Some comments on the eight nominees spotlighted in the current issue went like this:

On Oscar Wilde’s The Picture of Dorian Gray:

“Dorian’s exploits are full of dark unspecified atrocities which, though not clearly stated (unless you read the more recent unexpurgated version, which has been fully restored), are veiled and coded for queer sensibilities.”

On E. M. Forster’s Maurice:

“Although not published until Forster’s death, this is the first openly gay novel on the list and the first book to describe homosexuality as a way of being in the 20th century.”

“For me, Maurice is the first novel about explicitly romantic and sexual same-sex relationships. Dorian Gray, as much as I love the book, is veiled so thickly in the gauze of Victorian innuendo that, even in the unexpurgated version released last year, we have to read between the lines.”

“It was the first one written specifically with gay characters.”

On Marcel Proust’s In Search of Lost Time:

“It’s taken a long time for Proust’s world to traverse the journey from great literary classic to major work of ‘gay’ fiction. But it’s an inherently ‘gay’ quantum in terms of the æsthetics obsessively doted upon and the sheer scope of ambition. Framing it in terms of a gay subject actually increases penetration and understanding of the text and characters rather than causing a shallowness of view.”

On Radclyffe Hall’s The Well of Loneliness:

“Surely the earliest and most love-driven novel ever written in the genre. Daring, tender, and informative. I was 12 when I read it—and cried buckets. I am now 80 and have just been given the right to marry my ‘partner’ of 40+ years. I have been blessed with being alive and aware during this era of profound change.”

“Even though I am a gay man (now 76), when I read this in the early 1950s, I was thrilled to find women and men who were like myself who were neither criminals nor mentally ill. Those were the choices with which I thought I would have to face life in 1954.”

On Gore Vidal’s The City and the Pillar:

“I selected it because there was no ambiguity about what the book was exploring: homosexual longing, love, and rejection. All of the earlier books were indirect about the topic.”

On Mary Renault’s The Charioteer:

“All her historical novels opened a window of homoeroticism to this teenage boy struggling with his own identity. I was an avid reader.”

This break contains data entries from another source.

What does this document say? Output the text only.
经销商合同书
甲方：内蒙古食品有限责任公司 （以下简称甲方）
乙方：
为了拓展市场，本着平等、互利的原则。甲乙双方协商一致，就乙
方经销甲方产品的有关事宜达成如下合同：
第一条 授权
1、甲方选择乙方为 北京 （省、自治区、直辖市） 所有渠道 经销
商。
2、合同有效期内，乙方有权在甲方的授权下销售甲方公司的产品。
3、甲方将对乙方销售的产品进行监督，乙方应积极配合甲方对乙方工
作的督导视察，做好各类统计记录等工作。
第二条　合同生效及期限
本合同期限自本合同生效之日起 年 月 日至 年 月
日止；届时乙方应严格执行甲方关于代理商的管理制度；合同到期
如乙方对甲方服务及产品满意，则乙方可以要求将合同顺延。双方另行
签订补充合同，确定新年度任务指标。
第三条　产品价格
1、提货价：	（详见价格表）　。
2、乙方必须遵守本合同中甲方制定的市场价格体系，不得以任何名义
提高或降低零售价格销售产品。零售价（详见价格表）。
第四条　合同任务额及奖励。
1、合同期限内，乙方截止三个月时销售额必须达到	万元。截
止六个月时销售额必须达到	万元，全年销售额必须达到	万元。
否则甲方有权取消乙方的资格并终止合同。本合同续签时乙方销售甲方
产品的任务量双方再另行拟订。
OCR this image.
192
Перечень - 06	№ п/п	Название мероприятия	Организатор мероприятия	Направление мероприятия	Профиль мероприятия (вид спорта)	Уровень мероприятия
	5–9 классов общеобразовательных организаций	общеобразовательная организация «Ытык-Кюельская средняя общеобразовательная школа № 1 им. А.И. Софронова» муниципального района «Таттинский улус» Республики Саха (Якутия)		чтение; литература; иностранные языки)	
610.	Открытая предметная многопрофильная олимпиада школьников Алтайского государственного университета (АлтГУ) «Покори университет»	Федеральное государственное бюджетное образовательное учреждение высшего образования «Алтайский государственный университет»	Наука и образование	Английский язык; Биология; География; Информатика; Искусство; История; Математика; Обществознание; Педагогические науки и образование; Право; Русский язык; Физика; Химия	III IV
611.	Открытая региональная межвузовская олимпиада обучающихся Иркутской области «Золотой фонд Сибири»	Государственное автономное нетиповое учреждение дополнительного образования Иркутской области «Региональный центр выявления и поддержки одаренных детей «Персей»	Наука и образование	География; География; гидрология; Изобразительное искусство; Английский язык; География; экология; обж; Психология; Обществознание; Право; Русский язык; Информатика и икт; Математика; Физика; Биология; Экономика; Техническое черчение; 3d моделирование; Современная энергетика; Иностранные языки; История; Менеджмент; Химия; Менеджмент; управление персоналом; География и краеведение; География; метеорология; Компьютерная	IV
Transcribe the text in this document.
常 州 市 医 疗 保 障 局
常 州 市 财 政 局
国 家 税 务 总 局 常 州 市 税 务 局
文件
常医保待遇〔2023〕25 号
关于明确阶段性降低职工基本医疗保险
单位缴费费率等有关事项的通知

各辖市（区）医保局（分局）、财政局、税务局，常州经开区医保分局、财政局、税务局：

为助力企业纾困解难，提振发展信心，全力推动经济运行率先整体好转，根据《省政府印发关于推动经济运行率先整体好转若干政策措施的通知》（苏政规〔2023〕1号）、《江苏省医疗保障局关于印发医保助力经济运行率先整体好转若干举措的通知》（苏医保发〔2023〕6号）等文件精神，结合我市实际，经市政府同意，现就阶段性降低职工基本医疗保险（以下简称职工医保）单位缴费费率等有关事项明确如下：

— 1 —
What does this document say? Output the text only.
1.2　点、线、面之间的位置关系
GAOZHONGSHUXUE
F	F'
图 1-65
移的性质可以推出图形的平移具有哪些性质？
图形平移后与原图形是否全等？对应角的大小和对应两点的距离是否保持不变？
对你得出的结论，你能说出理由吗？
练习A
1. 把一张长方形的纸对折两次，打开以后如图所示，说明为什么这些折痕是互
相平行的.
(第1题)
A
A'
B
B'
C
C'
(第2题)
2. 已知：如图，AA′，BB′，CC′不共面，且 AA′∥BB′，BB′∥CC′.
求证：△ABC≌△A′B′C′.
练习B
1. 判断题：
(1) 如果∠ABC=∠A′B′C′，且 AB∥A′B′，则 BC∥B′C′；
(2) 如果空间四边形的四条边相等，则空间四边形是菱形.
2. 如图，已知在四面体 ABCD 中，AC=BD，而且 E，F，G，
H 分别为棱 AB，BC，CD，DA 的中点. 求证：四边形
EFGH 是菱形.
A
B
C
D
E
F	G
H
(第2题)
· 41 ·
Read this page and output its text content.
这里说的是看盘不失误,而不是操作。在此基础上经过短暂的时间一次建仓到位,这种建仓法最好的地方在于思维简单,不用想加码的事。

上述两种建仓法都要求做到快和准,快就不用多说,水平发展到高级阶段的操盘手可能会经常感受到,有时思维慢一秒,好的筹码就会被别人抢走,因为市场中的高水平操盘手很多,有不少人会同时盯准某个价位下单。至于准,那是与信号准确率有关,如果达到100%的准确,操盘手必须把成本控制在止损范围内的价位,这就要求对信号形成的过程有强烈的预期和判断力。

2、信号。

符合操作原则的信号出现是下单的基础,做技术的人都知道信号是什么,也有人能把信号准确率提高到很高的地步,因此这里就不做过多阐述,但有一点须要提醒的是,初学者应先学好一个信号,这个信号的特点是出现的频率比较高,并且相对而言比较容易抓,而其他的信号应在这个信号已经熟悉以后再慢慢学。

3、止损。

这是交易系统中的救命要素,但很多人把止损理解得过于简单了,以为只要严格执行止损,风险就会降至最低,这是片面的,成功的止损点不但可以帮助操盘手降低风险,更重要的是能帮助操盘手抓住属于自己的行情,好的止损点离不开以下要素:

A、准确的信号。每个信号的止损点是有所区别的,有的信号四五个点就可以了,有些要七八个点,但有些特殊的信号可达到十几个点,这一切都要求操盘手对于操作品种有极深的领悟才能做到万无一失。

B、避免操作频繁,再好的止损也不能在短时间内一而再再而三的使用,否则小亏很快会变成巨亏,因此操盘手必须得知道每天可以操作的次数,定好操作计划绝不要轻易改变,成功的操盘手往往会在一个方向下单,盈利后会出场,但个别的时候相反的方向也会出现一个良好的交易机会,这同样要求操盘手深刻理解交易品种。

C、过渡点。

On James Baldwin’s Giovanni’s Room:

“This novel strikes a resounding chord of hope for those of us resisting suffocation in a web of oppression.”

On Christopher Isherwood’s A Single Man:

“I still recall buying it in La Crosse, Wisconsin, a half hour away from the liberal arts college I was attending in Minnesota the year it came out. I was young then and had far more questions than answers. I recall the illuminating details and the wonder and lust it created in me. All those memories were renewed when the film of A Single Man came out recently.”

 

To the Editor:

O tempora, o mores! The earliest surviving “gay” novel is surely Gaius Petronius’ Satyricon. Another candidate might be L’Alcibiade, fanciullo a scola (1652), translated as “Alcibiades, the Schoolboy,” along with several other Italian works of that period. If you wish to be a stickler, as some do, claiming that the true novel originated only in the 18th century, a candidate could be Sins of the Cities of the Plain, a pornographic novel by William Lazenby published in 1881.